While benchmarking code to run on a traditional DSP or embedded microcontroller is a relatively simple task, due to the deterministic nature of DSP architectures, doing the same on a Pentium PC is quite tricky. I've recently tried two of the most common techniques for benchmarking DSP algorithms on a Pentium PC. The two techniques are :
Reading the Pentium Time Stamp Counter Register : http://stackoverflow.com/questions/9887839/clock-cycle-count-wth-gcc
Instruction counting using GDB : http://stackoverflow.com/questions/21628002/counting-machine-instructions-using-gdb
The Time Stamp Counter option has a lot of disadvantages when used in a multi-tasking OS due to the whole task switching happening in parallel with the application.

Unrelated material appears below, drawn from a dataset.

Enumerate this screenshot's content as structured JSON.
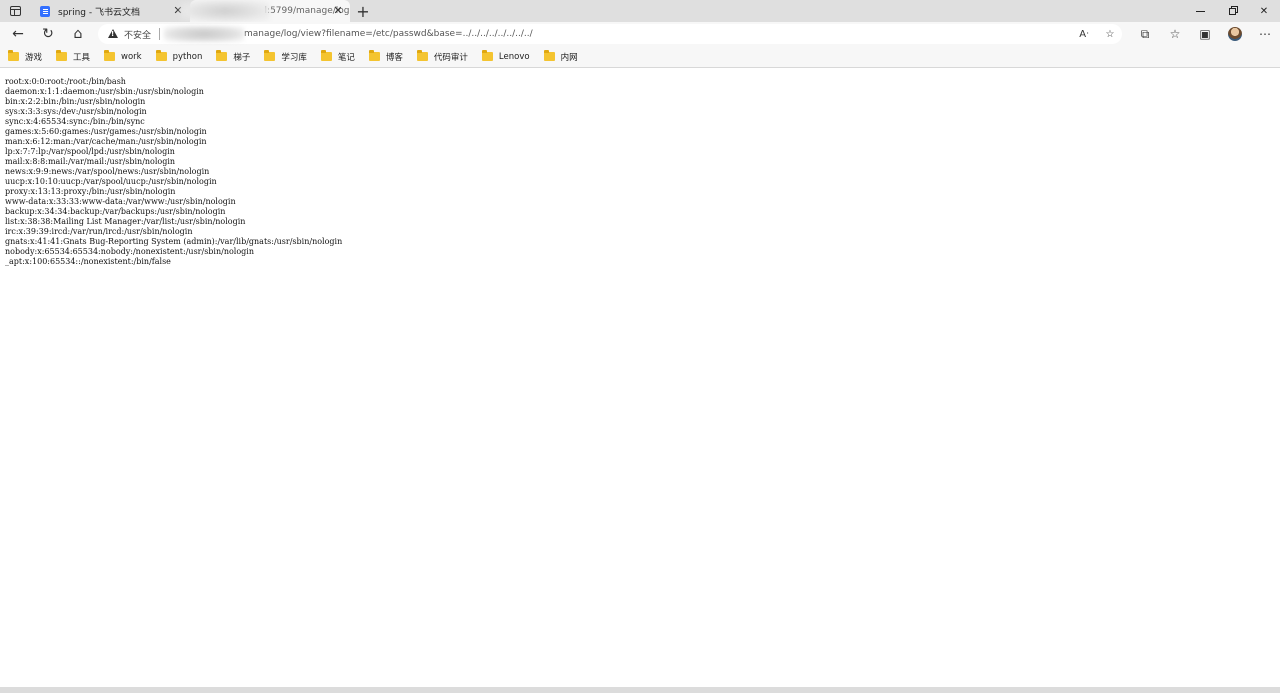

The inital overhead calculation may take longer, due to a task switch, so the final benchmark may take less than 0 cycles when subtracting the overhead of calling the timer functions.
The GDB solution counts instructions but does not allow for pipelining, caching, and run-time parallel instruction execution.
So far the only option I have come up with is to use a statistical analysis of the results to get an approximation to how efficient an algorithm is.
Here are some results from some different filter functions that I have benchmarked (more details in an upcoming post about the different filtering functions).
The TSC technique shows that runtime parallelization of code gives better than 1 instruction per cycle execution but each mode was executed a twenty times and the average result was taken so take note of the problems listed above.
MODE GDB TSC
1 2514 975
2 1171 754
3 1188 547
In summary, GDB instruction counting gives a good approximation to how efficient an algorithm is but the Time Stamp Counter solution gives a better estimate to the actual number of CPU clock cycles are required.